3Dビューポートをどうこね繰り回しても、こんな見栄えにはなりません。
こんな画像を作るのが、「レンダリング」という計算工程です。
でも、実はBlenderの標準状態ではこんなレンダリング画像を作ることは出来ません。それが、今回のお題の別れ道です。
おなじみ、Blenderの起動画面を見てみます。

画面の右上に書かれている文字にお気づきでしょうか?
「Blender Render」となっています。
ここをクリックすると、こんな表示が出ます。
3つの選択肢があります
最初から選択されている標準状態が、この「Blender Render」なのですね。
と言っても、何のことを話そうとしているのか分かりませんよね。
では、「レンダリングって何でしょう?」というところから、始めます。
CGソフトの画面(3Dビューポート)には、色々な表示状態があります。
3Dビューポートのすぐ下にある球体のアイコンをクリックしてみましょう。

「シェーディング表示」と「ワイヤーフレーム」表示を覚えていますか?
実はBlenderには、その他にもこんなにたくさんの画面表示の方法があります(実はもっとありますが、それはまたずっと後のお話)。椅子のシーンを使って、下からちょっと順番に見てみましょう。
「バウンディング・ボックス」表示。オブジェクトの塊を囲む境界線として表示されます。 Arrayで増やした背貫は、全体で一つの塊としていますね。これは、シーンにオブジェクトがたくさんあり過ぎて3Dビューポートの表示が追いつかないときなどに使います。どんなに複雑なシーンでも、このバウンディング・ボックス表示にすればサックサクに動くわけです(例外もありますが、ね)。
こちらも見慣れた「シェーディング表示」です。この画像では色を付けていますが、レンダリング後の〈最終結果〉とはやや異なる〈色だけ〉の表示です。
こちらは「テクスチャ表示」。今回のものは木目の画像を質感付けに使用してみました(まだ学んでいませんが、例示のために……)。その画像が「テクスチャ」として貼り込まれた様子が確認出来ます。

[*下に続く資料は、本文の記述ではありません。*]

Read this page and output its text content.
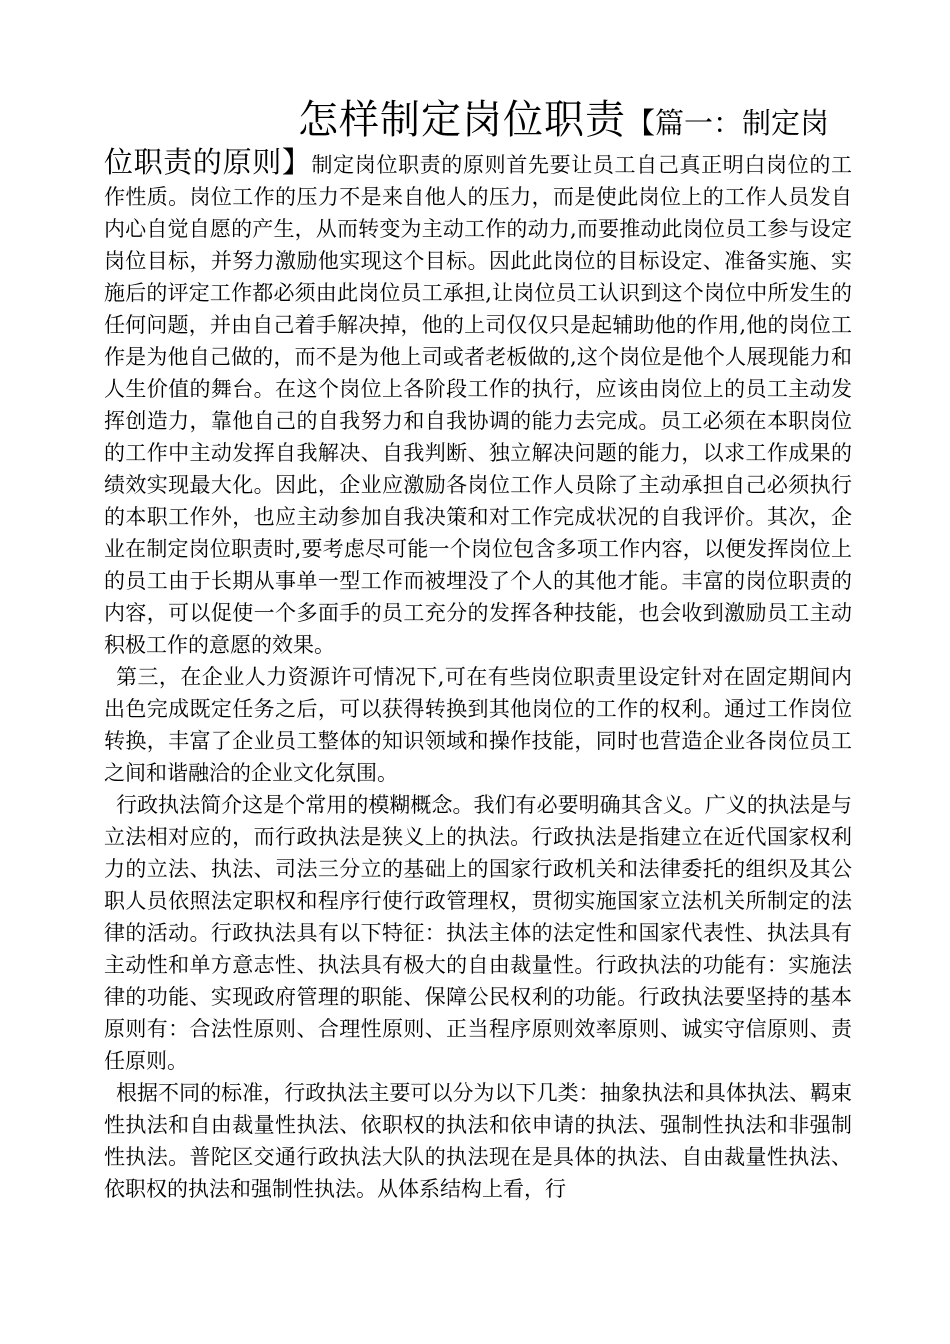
怎样制定岗位职责【篇一：制定岗

位职责的原则】制定岗位职责的原则首先要让员工自己真正明白岗位的工作性质。岗位工作的压力不是来自他人的压力，而是使此岗位上的工作人员发自内心自觉自愿的产生，从而转变为主动工作的动力,而要推动此岗位员工参与设定岗位目标，并努力激励他实现这个目标。因此此岗位的目标设定、准备实施、实施后的评定工作都必须由此岗位员工承担,让岗位员工认识到这个岗位中所发生的任何问题，并由自己着手解决掉，他的上司仅仅只是起辅助他的作用,他的岗位工作是为他自己做的，而不是为他上司或者老板做的,这个岗位是他个人展现能力和人生价值的舞台。在这个岗位上各阶段工作的执行，应该由岗位上的员工主动发挥创造力，靠他自己的自我努力和自我协调的能力去完成。员工必须在本职岗位的工作中主动发挥自我解决、自我判断、独立解决问题的能力，以求工作成果的绩效实现最大化。因此，企业应激励各岗位工作人员除了主动承担自己必须执行的本职工作外，也应主动参加自我决策和对工作完成状况的自我评价。其次，企业在制定岗位职责时,要考虑尽可能一个岗位包含多项工作内容，以便发挥岗位上的员工由于长期从事单一型工作而被埋没了个人的其他才能。丰富的岗位职责的内容，可以促使一个多面手的员工充分的发挥各种技能，也会收到激励员工主动积极工作的意愿的效果。

第三，在企业人力资源许可情况下,可在有些岗位职责里设定针对在固定期间内出色完成既定任务之后，可以获得转换到其他岗位的工作的权利。通过工作岗位转换，丰富了企业员工整体的知识领域和操作技能，同时也营造企业各岗位员工之间和谐融洽的企业文化氛围。

行政执法简介这是个常用的模糊概念。我们有必要明确其含义。广义的执法是与立法相对应的，而行政执法是狭义上的执法。行政执法是指建立在近代国家权利力的立法、执法、司法三分立的基础上的国家行政机关和法律委托的组织及其公职人员依照法定职权和程序行使行政管理权，贯彻实施国家立法机关所制定的法律的活动。行政执法具有以下特征：执法主体的法定性和国家代表性、执法具有主动性和单方意志性、执法具有极大的自由裁量性。行政执法的功能有：实施法律的功能、实现政府管理的职能、保障公民权利的功能。行政执法要坚持的基本原则有：合法性原则、合理性原则、正当程序原则效率原则、诚实守信原则、责任原则。

根据不同的标准，行政执法主要可以分为以下几类：抽象执法和具体执法、羁束性执法和自由裁量性执法、依职权的执法和依申请的执法、强制性执法和非强制性执法。普陀区交通行政执法大队的执法现在是具体的执法、自由裁量性执法、依职权的执法和强制性执法。从体系结构上看，行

こちらは「マテリアル表示」。実際の質感にやや近い色になります。表示にやや時間のかかる場合もあります。時と場合によって、テクスチャ表示と似たものになります。
これがレンダリング表示です。これだけ、画面の上に時間が表示されています。この表示だけは表示が完了するまでに時間が掛かり、瞬時には表示されません。実際にレンダリングの計算を行なっているのですから、ね。
レンダリング表示、きれいですね。他の表示が「だいたいどんなものか分かる」程度なのに比較して、まるでそこにものがあるように出ています。光がどんな風に当たって、どんな影が床に落ちて、椅子のどの部分が床の白い色を受けて反射しているか、まで分かります。

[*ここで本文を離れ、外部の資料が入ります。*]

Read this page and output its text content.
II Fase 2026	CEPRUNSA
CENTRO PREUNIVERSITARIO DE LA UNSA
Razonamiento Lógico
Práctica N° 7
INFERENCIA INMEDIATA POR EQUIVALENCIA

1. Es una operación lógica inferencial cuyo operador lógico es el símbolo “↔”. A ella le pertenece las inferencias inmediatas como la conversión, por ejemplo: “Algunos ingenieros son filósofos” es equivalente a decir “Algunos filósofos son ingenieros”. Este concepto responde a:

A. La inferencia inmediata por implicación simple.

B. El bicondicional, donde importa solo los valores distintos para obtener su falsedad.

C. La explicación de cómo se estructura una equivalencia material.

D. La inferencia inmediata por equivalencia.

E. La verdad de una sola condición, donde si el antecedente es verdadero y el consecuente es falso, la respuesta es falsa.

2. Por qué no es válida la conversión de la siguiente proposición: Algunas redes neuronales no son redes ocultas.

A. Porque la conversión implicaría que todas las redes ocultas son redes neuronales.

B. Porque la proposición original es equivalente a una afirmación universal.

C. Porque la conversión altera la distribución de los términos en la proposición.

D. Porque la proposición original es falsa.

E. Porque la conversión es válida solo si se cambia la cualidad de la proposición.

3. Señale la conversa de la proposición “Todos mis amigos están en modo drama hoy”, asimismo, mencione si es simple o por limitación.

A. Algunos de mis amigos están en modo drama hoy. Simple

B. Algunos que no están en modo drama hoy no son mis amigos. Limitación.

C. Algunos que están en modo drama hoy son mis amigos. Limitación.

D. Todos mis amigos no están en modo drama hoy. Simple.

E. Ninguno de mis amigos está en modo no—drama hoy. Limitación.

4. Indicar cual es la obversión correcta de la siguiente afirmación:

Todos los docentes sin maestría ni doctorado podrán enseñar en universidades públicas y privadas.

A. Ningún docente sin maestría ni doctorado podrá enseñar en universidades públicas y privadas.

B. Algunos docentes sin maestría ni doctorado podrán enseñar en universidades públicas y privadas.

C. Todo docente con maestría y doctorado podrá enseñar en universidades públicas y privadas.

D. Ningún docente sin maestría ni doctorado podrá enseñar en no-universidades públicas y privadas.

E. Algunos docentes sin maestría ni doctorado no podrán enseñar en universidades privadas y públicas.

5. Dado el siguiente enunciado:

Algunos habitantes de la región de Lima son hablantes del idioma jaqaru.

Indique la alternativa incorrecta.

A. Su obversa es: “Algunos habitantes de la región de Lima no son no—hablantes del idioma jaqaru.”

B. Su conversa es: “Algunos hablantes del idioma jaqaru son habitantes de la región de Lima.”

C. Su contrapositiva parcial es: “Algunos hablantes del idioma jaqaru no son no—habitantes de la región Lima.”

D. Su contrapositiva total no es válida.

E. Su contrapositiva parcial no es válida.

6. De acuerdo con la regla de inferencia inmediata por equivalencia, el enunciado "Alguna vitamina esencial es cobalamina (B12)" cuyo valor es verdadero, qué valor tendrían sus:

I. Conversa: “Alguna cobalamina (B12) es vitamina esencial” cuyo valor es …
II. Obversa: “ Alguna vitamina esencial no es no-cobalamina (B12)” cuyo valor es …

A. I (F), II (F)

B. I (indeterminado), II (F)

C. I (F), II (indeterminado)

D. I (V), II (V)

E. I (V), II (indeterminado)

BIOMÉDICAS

そう、この「光がどんな風に当たっているか、反射しているか」などを計算することが、レンダリングです。レンダリング表示以外は「光の強さ」が表示に影響を与えることはありません。レンダリングは光の計算を行なっているので、光が強いと当然明るくなります。
光を強くしたものを見てみましょう。
光の強さを倍にしています。全体的に明るくなり、椅子への白い映り込みもより白くなっています。
今度は一気に8倍にしてみました。全体的に更に明るくなり、座面の木目が明るくなりました。白い床からの映り込みで脚が白過ぎるほどです。
でも、冒頭に上げた画像とはなんだか違いますよね。雰囲気が全然違います。何が違うのでしょう?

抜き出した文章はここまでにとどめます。